As reported in MIT Technology Review “Google DeepMind Teaches Artificial Intelligence Machines to Read” and pointed out by an attentive and informed friend, researchers from University of Oxford and Google Deepmind: Karl Moritz Hermann, Tomas Kocisky, Edward Grefenstette, Lasse Espeholt, Will Kay, Mustafa Suleyman, Phil Blunsom published a paper showing progress in Machine Learning techniques to help computer reading comprehension of meaning.
Deep learning applied different models such as Neural Network and Symbolic Marching to act as reading agents. Agents would then predict an output in form of abstract summary points.
Supervised learning used market, previously annoted data from CNNonline, Daily Mail website and MailOnline news feed.
Here’s the abstract as published:
“Teaching machines to read natural language documents remains an elusive challenge.

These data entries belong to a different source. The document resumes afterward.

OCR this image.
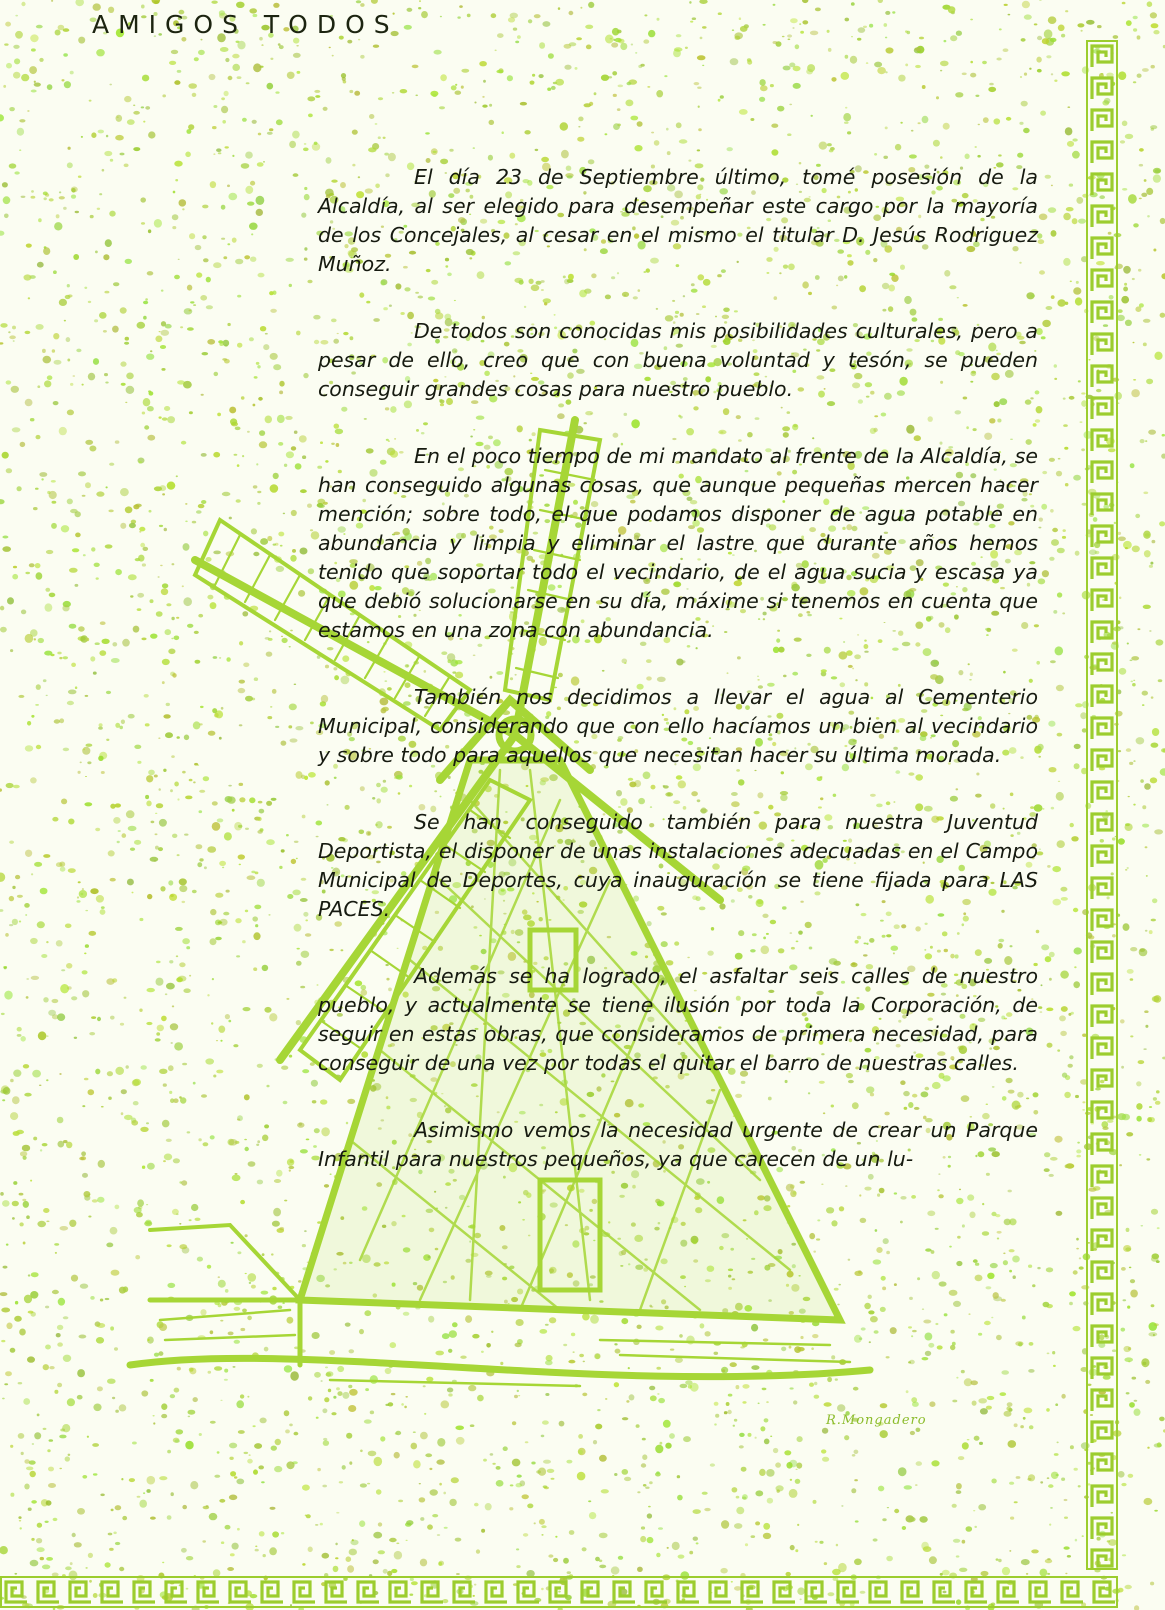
AMIGOS TODOS
R.Mongadero

El día 23 de Septiembre último, tomé posesión de la Alcaldía, al ser elegido para desempeñar este cargo por la mayoría de los Concejales, al cesar en el mismo el titular D. Jesús Rodriguez Muñoz.

De todos son conocidas mis posibilidades culturales, pero a pesar de ello, creo que con buena voluntad y tesón, se pueden conseguir grandes cosas para nuestro pueblo.

En el poco tiempo de mi mandato al frente de la Alcaldía, se han conseguido algunas cosas, que aunque pequeñas mercen hacer mención; sobre todo, el que podamos disponer de agua potable en abundancia y limpia y eliminar el lastre que durante años hemos tenido que soportar todo el vecindario, de el agua sucia y escasa ya que debió solucionarse en su día, máxime si tenemos en cuenta que estamos en una zona con abundancia.

También nos decidimos a llevar el agua al Cementerio Municipal, considerando que con ello hacíamos un bien al vecindario y sobre todo para aquellos que necesitan hacer su última morada.

Se han conseguido también para nuestra Juventud Deportista, el disponer de unas instalaciones adecuadas en el Campo Municipal de Deportes, cuya inauguración se tiene fijada para LAS PACES.

Además se ha logrado, el asfaltar seis calles de nuestro pueblo, y actualmente se tiene ilusión por toda la Corporación, de seguir en estas obras, que consideramos de primera necesidad, para conseguir de una vez por todas el quitar el barro de nuestras calles.

Asimismo vemos la necesidad urgente de crear un Parque Infantil para nuestros pequeños, ya que carecen de un lu-
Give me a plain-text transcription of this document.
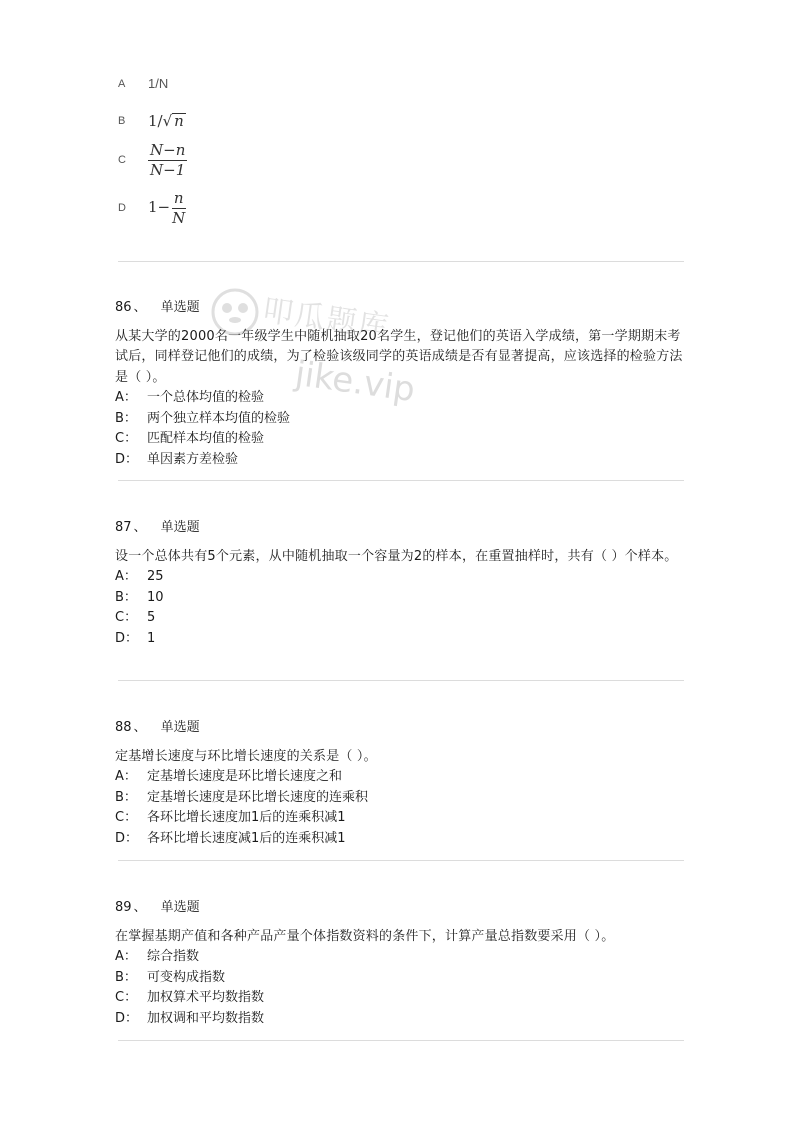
A	1/N
B	1/ √ n
C	$\frac{N-n}{N-1}$
D	$1- \frac{n}{N}$
86 、 单选题
从某大学的2000名一年级学生中随机抽取20名学生，登记他们的英语入学成绩，第一学期期末考试后，同样登记他们的成绩，为了检验该级同学的英语成绩是否有显著提高，应该选择的检验方法是（ ）。
A： 一个总体均值的检验
B： 两个独立样本均值的检验
C： 匹配样本均值的检验
D： 单因素方差检验
87 、 单选题
设一个总体共有5个元素，从中随机抽取一个容量为2的样本，在重置抽样时，共有（ ）个样本。
A： 25
B： 10
C： 5
D： 1
88 、 单选题
定基增长速度与环比增长速度的关系是（ ）。
A： 定基增长速度是环比增长速度之和
B： 定基增长速度是环比增长速度的连乘积
C： 各环比增长速度加1后的连乘积减1
D： 各环比增长速度减1后的连乘积减1
89 、 单选题
在掌握基期产值和各种产品产量个体指数资料的条件下，计算产量总指数要采用（ ）。
A： 综合指数
B： 可变构成指数
C： 加权算术平均数指数
D： 加权调和平均数指数
叩瓜题库
jike.vip
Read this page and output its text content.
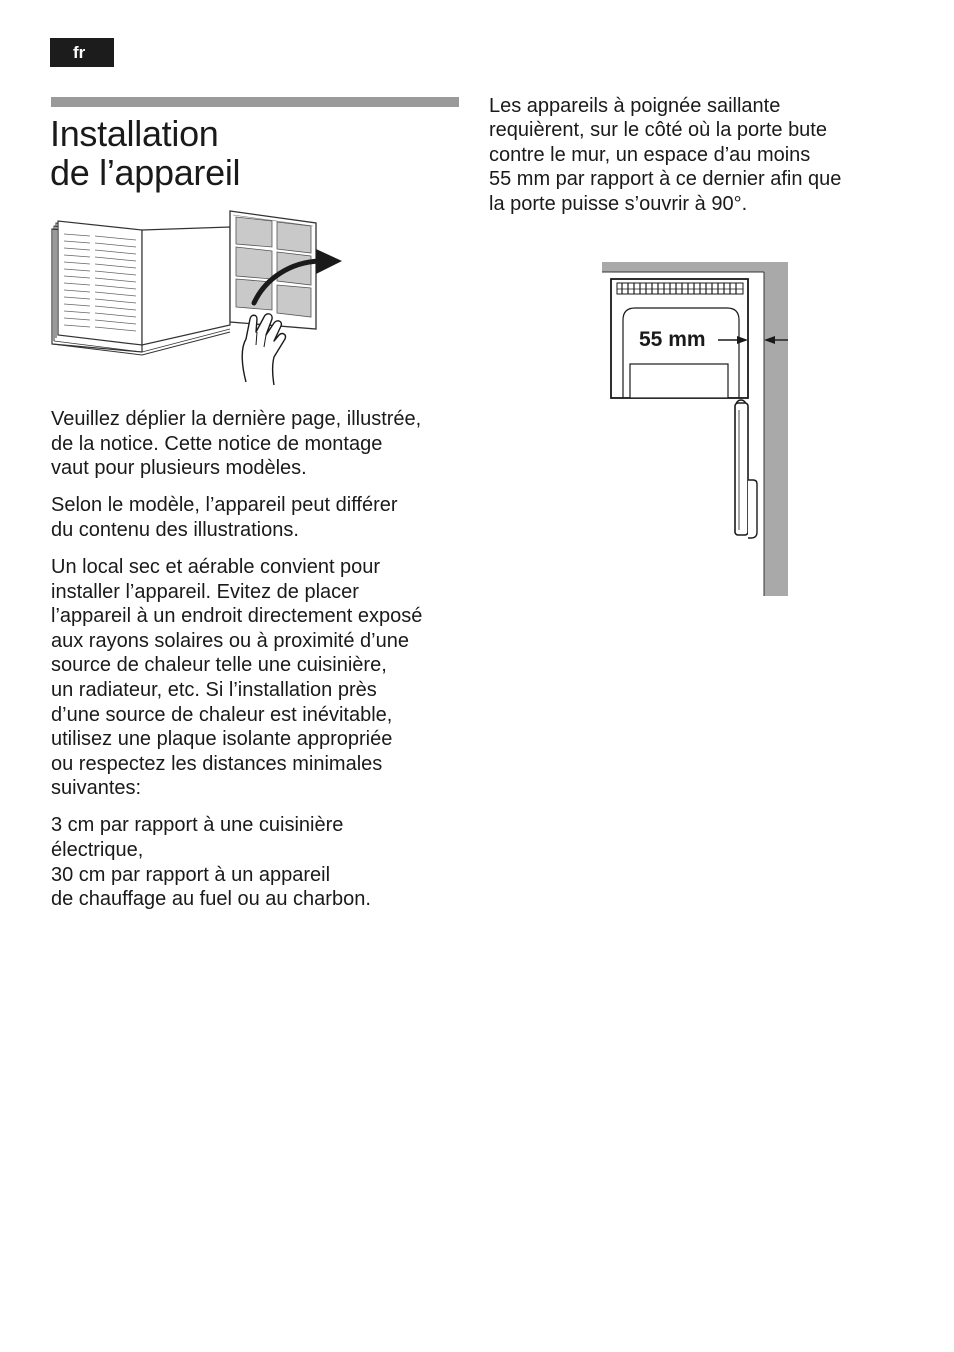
fr
Installation
de l’appareil

Veuillez déplier la dernière page, illustrée,
de la notice. Cette notice de montage
vaut pour plusieurs modèles.

Selon le modèle, l’appareil peut différer
du contenu des illustrations.

Un local sec et aérable convient pour
installer l’appareil. Evitez de placer
l’appareil à un endroit directement exposé
aux rayons solaires ou à proximité d’une
source de chaleur telle une cuisinière,
un radiateur, etc. Si l’installation près
d’une source de chaleur est inévitable,
utilisez une plaque isolante appropriée
ou respectez les distances minimales
suivantes:

3 cm par rapport à une cuisinière
électrique,
30 cm par rapport à un appareil
de chauffage au fuel ou au charbon.

Les appareils à poignée saillante
requièrent, sur le côté où la porte bute
contre le mur, un espace d’au moins
55 mm par rapport à ce dernier afin que
la porte puisse s’ouvrir à 90°.

55 mm
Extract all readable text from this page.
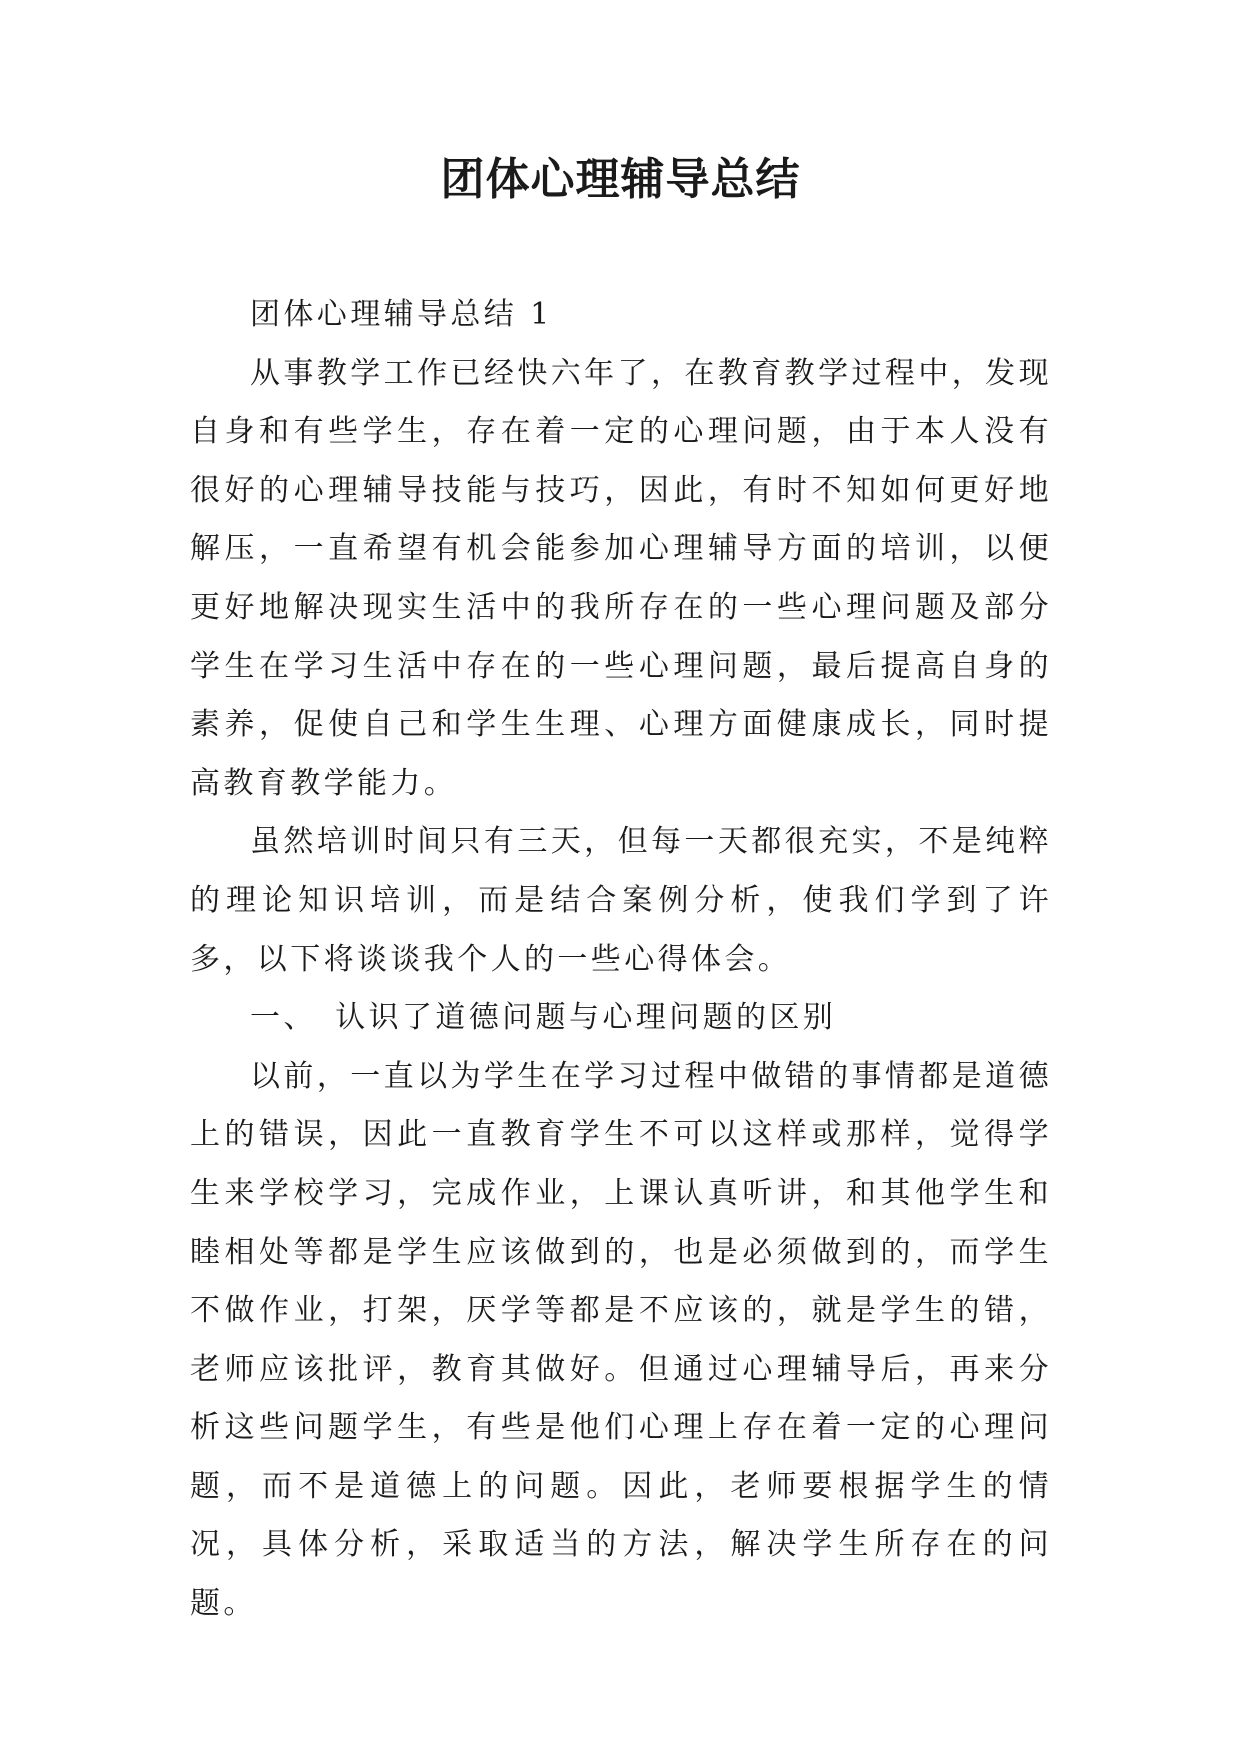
团体心理辅导总结

团体心理辅导总结 1

从事教学工作已经快六年了，在教育教学过程中，发现自身和有些学生，存在着一定的心理问题，由于本人没有很好的心理辅导技能与技巧，因此，有时不知如何更好地解压，一直希望有机会能参加心理辅导方面的培训，以便更好地解决现实生活中的我所存在的一些心理问题及部分学生在学习生活中存在的一些心理问题，最后提高自身的素养，促使自己和学生生理、心理方面健康成长，同时提高教育教学能力。

虽然培训时间只有三天，但每一天都很充实，不是纯粹的理论知识培训，而是结合案例分析，使我们学到了许多，以下将谈谈我个人的一些心得体会。

一、　认识了道德问题与心理问题的区别

以前，一直以为学生在学习过程中做错的事情都是道德上的错误，因此一直教育学生不可以这样或那样，觉得学生来学校学习，完成作业，上课认真听讲，和其他学生和睦相处等都是学生应该做到的，也是必须做到的，而学生不做作业，打架，厌学等都是不应该的，就是学生的错，老师应该批评，教育其做好。但通过心理辅导后，再来分析这些问题学生，有些是他们心理上存在着一定的心理问题，而不是道德上的问题。因此，老师要根据学生的情况，具体分析，采取适当的方法，解决学生所存在的问题。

Machine reading systems can be tested on their ability to answer questions
posed on the contents of documents that they have seen, but until now large scale
training and test datasets have been missing for this type of evaluation. In this
work we define a new methodology that resolves this bottleneck and provides
large scale supervised reading comprehension data. This allows us to develop a
class of attention based deep neural networks that learn to read real documents and
answer complex questions with minimal prior knowledge of language structure.”